Respostas para a redação !!

(*) Claudio Leitão é economista, professor de história e pré-candidato a vereador pelo PDT.

FERRO VELHO

O deputado Sérgio Luiz Azevedo fechou acordo com a Família Bento e diz que é contra a “velha política”? A família vive da política e dos seus penduricalhos tem tempo e tenta com os acordos que a beneficia sobreviver na política local já que o salto para a política estadual não deu certo.

INDIGNAÇÃO SELETIVA

Aquiles Barreto atacando o governo por conta de atraso no pagamento dos servidores é de matar um de rir. Ora, no governo do seu tio e padrinho, Marquinhos Mendes os atrasos foram constantes. Indignação seletiva?

ALIANÇA COMPLICADA

MDB, PSDB e PT, leia-se Marquinhos Mendes e Aquiles Barreto, seria uma volta ao passado. Na realidade, MDB e PSDB majoritários e o PT carregando uma pequena fração política do poder, contemplada por um número bem razoável de cargos comissionados. Complicação? A imensa rejeição ao PT em Cabo Frio aliada aos problemas do último mandato de Marquinhos Mendes na prefeitura de Cabo Frio.

NAVEGANDO EM MAR REVOLTO

Navegando, tentando escapar das baixarias e barracos, o ex-prefeito José Bonifácio quer ampliar sua penetração em Tamoios e em outras poucas áreas do município, que não o conhecem. Não é por acaso que, mesmo com o corona vírus rondando, coloca a máscara, álccol gel e água mineral no cinto e parte para a rua. Segundo alguns colaboradores da campanha a receptividade tem sido muito boa e algumas pesquisas estariam mostrando isso.

O MANDA CHUVA NÃO É MAIS O MESMO.

O ex-prefeito Marquinhos Mendes não imaginou que o fracasso do seu último mandato como prefeito o carimbasse tanto, complicando sua aceitação popular.
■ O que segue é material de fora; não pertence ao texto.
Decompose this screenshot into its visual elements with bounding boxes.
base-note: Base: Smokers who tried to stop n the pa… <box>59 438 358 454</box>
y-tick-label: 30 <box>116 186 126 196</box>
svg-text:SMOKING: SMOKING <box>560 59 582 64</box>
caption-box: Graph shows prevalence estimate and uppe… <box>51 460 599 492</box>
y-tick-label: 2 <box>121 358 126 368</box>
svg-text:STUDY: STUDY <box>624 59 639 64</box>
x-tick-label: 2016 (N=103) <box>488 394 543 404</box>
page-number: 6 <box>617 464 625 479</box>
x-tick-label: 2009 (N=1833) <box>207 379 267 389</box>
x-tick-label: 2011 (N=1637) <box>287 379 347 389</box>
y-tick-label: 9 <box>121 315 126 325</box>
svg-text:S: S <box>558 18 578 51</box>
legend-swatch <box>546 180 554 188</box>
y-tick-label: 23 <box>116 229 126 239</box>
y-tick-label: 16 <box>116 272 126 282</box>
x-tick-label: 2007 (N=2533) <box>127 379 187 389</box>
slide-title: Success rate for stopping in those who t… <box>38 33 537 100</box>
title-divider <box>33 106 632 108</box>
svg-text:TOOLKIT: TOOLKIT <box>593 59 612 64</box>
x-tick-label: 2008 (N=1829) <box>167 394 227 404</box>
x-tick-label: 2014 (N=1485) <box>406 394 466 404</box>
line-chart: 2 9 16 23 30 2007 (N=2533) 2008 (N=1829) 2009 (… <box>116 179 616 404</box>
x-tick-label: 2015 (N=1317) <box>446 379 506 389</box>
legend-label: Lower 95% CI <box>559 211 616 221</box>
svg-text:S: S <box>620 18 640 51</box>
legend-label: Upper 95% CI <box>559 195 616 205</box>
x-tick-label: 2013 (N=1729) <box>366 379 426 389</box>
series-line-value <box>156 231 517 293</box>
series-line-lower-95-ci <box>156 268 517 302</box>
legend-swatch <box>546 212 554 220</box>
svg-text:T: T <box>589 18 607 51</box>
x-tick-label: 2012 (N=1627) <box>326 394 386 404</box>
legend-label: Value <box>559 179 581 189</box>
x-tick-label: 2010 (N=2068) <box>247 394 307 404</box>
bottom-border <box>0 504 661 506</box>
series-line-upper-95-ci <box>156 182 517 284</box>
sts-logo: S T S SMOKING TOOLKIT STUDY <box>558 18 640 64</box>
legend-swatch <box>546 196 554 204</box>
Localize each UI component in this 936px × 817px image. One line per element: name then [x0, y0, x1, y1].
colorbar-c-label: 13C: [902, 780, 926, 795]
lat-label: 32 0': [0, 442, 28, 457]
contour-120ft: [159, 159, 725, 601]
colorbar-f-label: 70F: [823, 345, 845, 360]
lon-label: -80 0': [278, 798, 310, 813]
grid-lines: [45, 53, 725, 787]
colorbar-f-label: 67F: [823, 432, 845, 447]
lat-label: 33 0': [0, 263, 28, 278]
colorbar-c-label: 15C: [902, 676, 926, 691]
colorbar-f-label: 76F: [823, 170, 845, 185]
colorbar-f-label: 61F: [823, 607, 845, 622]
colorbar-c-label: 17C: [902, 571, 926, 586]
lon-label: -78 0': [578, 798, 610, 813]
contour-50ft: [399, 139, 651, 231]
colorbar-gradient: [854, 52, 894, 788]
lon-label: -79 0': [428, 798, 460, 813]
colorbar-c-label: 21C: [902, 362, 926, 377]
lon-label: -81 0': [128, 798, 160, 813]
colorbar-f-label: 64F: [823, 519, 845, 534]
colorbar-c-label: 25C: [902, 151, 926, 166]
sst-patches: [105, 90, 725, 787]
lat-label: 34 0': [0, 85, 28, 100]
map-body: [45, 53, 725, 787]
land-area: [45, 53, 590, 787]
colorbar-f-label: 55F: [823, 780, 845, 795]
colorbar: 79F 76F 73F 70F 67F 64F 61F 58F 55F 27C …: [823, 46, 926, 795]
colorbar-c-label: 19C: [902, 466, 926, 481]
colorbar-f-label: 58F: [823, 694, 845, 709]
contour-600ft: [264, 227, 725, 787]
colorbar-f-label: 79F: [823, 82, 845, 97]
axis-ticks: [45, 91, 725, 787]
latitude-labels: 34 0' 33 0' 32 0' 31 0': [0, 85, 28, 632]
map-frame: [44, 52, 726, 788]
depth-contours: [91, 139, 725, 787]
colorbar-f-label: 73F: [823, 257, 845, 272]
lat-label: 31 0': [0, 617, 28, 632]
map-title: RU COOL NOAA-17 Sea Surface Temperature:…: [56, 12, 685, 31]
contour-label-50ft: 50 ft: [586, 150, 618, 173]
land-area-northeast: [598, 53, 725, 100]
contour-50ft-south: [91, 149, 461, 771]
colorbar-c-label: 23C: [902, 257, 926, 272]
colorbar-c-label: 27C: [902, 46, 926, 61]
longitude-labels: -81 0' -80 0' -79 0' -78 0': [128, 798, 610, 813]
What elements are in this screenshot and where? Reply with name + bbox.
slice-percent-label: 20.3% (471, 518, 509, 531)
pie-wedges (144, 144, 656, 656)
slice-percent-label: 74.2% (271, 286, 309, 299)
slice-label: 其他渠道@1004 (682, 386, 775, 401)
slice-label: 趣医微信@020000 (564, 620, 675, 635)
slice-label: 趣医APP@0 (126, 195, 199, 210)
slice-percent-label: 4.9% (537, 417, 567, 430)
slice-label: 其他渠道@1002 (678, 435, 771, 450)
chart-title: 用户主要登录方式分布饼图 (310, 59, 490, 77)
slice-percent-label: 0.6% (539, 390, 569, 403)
Estão longe os tempos em que era o “manda chuva” de Sérgio Cabral Filho, na Região dos Lagos. O momento agora seria de submergir, dar um tempo para a rejeição se diluir, mas o ex-prefeito não aceita ceder espaço político como reflexo da ação conjugada da Justiça Eleitoral, do Tribunal de Contas do Estado (TCE-RJ) e da Câmara Municipal.

NÃO DECOLA!

Mesmo com o auxílio do “tio de churrasco” Marquinhos Mendes a candidatura de Aquiles Barreto não consegue decolar, pudera, agregou ao seu nome a rejeição do governo de Adriano Moreno/Cati. A sua oposição light a prefeitura de Adriano Moreno/Cati nunca foi compreendida pela população e o descredenciaram junto à opinião pública. Contribuiu também o seu comprometimento com o desastre do último governo de Marquinhos, que acabou por sair antes do tempo previsto.

BARRACOS E MAIS BARRACOS

“Barraco” parece ser o “modus operandi” da prefeitura de Adriano Moreno e seu camarada Cati, com a colaboração pra lá de eficiente do deputado Sérgio Luiz Azevedo e o policial militar reformado, ex-deputado e atual secretário municipal de saúde, Iranildo Campos. Os “barracos”, cada vez mais freqüentes, são apenas os primeiros sinais da penetração dos políticos da Baixada Fluminense e adjacências em Cabo Frio e outros municípios da Região dos Lagos: muito pior pode estar vindo por aí.

CONTANDO COM O FERRO VELHO?

A prefeitura de Cabo Frio tem condições de enfrentar o recrudescimento da contaminação pelo novo corona vírus? Terá condições técnicas e administrativas para dar conta da imensa quantidade de contaminados decorrente da tal flexibilização? Está contando com os respiradores mecânicos obsoletos e quebrados emprestados por Crivella e pelo deputado que armou um “barraco” no gabinete do prefeito?